The plan is to write some, to discover whether the desire to do so comes from passion or habit. I’m going to find out if all those ideas I had about things I might accomplish if I had free time were real or self-delusion.
I think of myself as one of those cliff divers in Mexico: I’ve jumped off solid ground toward uncertain waters. New things await after decades of workplace repetition, when the order of the day was set mostly by needs and deadlines. As excitement swells and I feel suspended between the past and the future, I recall that I’m not an experienced swimmer. Oh, well.
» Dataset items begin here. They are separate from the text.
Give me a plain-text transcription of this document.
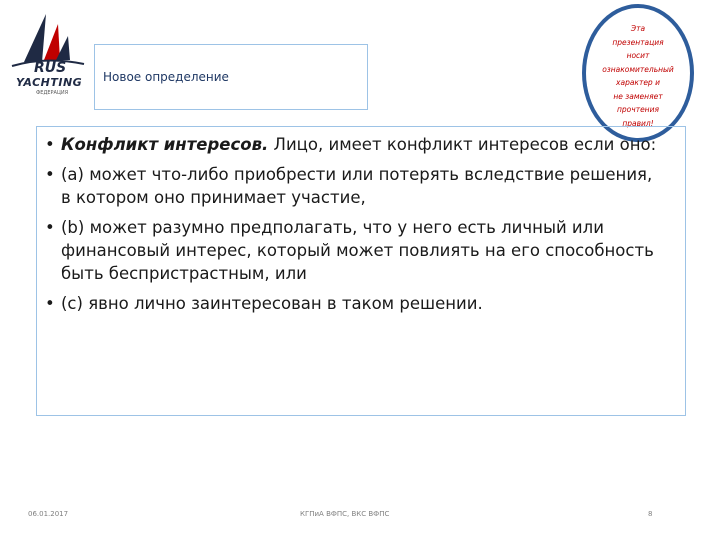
RUS
YACHTING
ФЕДЕРАЦИЯ
Новое определение
Эта
презентация
носит
ознакомительный
характер и
не заменяет
прочтения
правил!
• Конфликт интересов. Лицо, имеет конфликт интересов если оно:
• (a) может что-либо приобрести или потерять вследствие решения, в котором оно принимает участие,
• (b) может разумно предполагать, что у него есть личный или финансовый интерес, который может повлиять на его способность быть беспристрастным, или
• (c) явно лично заинтересован в таком решении.
06.01.2017	КГПиА ВФПС, ВКС ВФПС	8
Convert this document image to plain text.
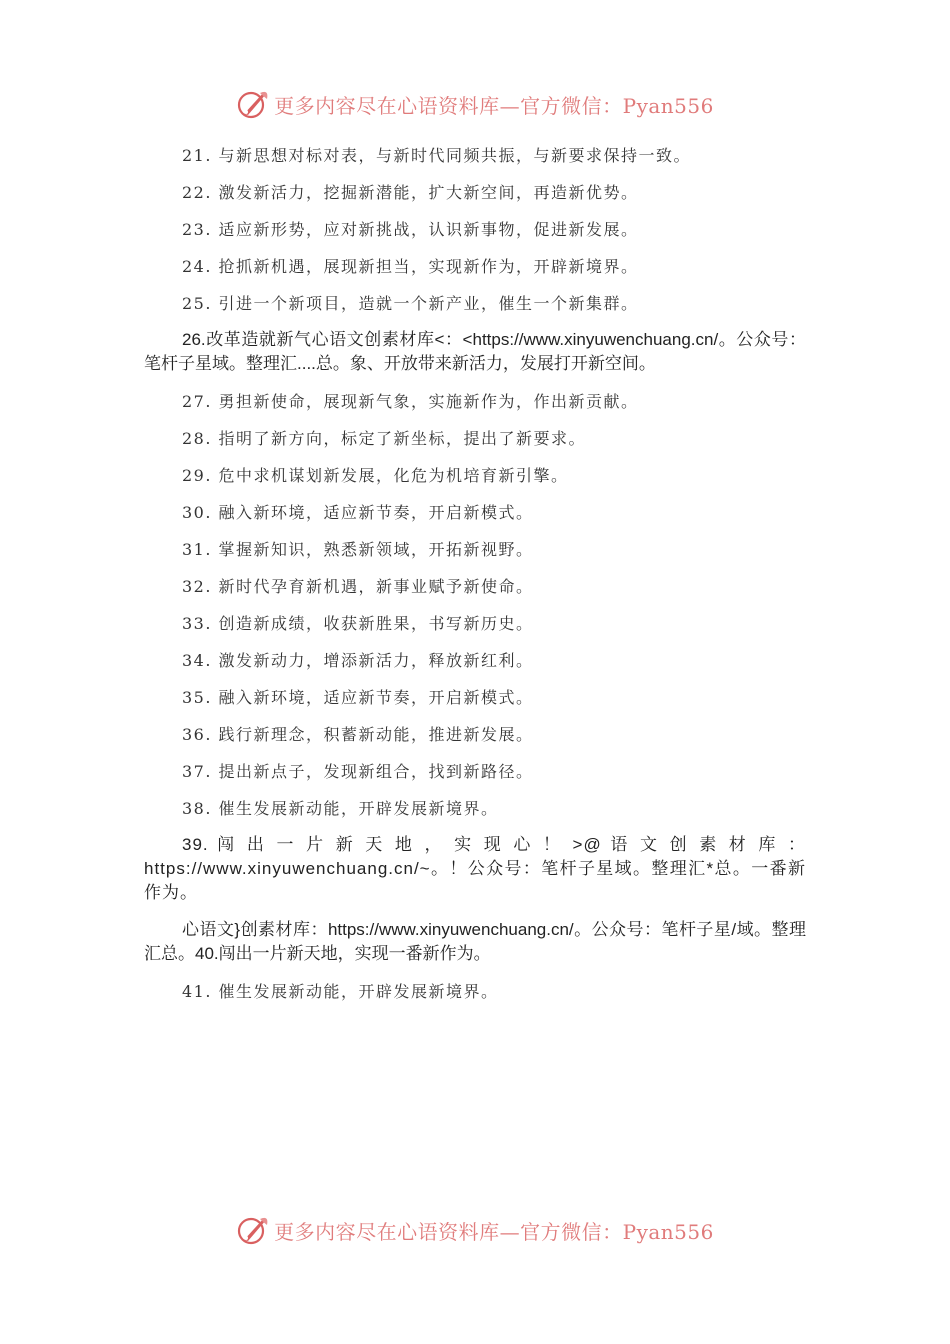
更多内容尽在心语资料库—官方微信：Pyan556

21. 与新思想对标对表，与新时代同频共振，与新要求保持一致。

22. 激发新活力，挖掘新潜能，扩大新空间，再造新优势。

23. 适应新形势，应对新挑战，认识新事物，促进新发展。

24. 抢抓新机遇，展现新担当，实现新作为，开辟新境界。

25. 引进一个新项目，造就一个新产业，催生一个新集群。

26.改革造就新气心语文创素材库<：<https://www.xinyuwenchuang.cn/。公众号：笔杆子星域。整理汇....总。象、开放带来新活力，发展打开新空间。

27. 勇担新使命，展现新气象，实施新作为，作出新贡献。

28. 指明了新方向，标定了新坐标，提出了新要求。

29. 危中求机谋划新发展，化危为机培育新引擎。

30. 融入新环境，适应新节奏，开启新模式。

31. 掌握新知识，熟悉新领域，开拓新视野。

32. 新时代孕育新机遇，新事业赋予新使命。

33. 创造新成绩，收获新胜果，书写新历史。

34. 激发新动力，增添新活力，释放新红利。

35. 融入新环境，适应新节奏，开启新模式。

36. 践行新理念，积蓄新动能，推进新发展。

37. 提出新点子，发现新组合，找到新路径。

38. 催生发展新动能，开辟发展新境界。

39. 闯 出 一 片 新 天 地 ， 实 现 心 ！ >@ 语 文 创 素 材 库 ： https://www.xinyuwenchuang.cn/~。！公众号：笔杆子星域。整理汇*总。一番新作为。

心语文}创素材库：https://www.xinyuwenchuang.cn/。公众号：笔杆子星/域。整理汇总。40.闯出一片新天地，实现一番新作为。

41. 催生发展新动能，开辟发展新境界。

更多内容尽在心语资料库—官方微信：Pyan556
In the meantime, I’m setting personal goals and guidelines. Here are just a few:
First, avoid abject poverty.
Complete 1989’s Home Project To-Do List.
Exercise regularly and, at least some of the time, vigorously. The New York Times says it can make you happier (sweating is bliss) and extend your years. Then again, the Times believes in climate change, Russian meddling and the rule of law, all subject to denials.
Most of all, absolutely no tweeting: After 65, it can produce symptoms of early-onset covfefe.
For me, the rest will reveal itself, or not. I wonder why perfect life clarity might come at this late date, but would welcome it if it does.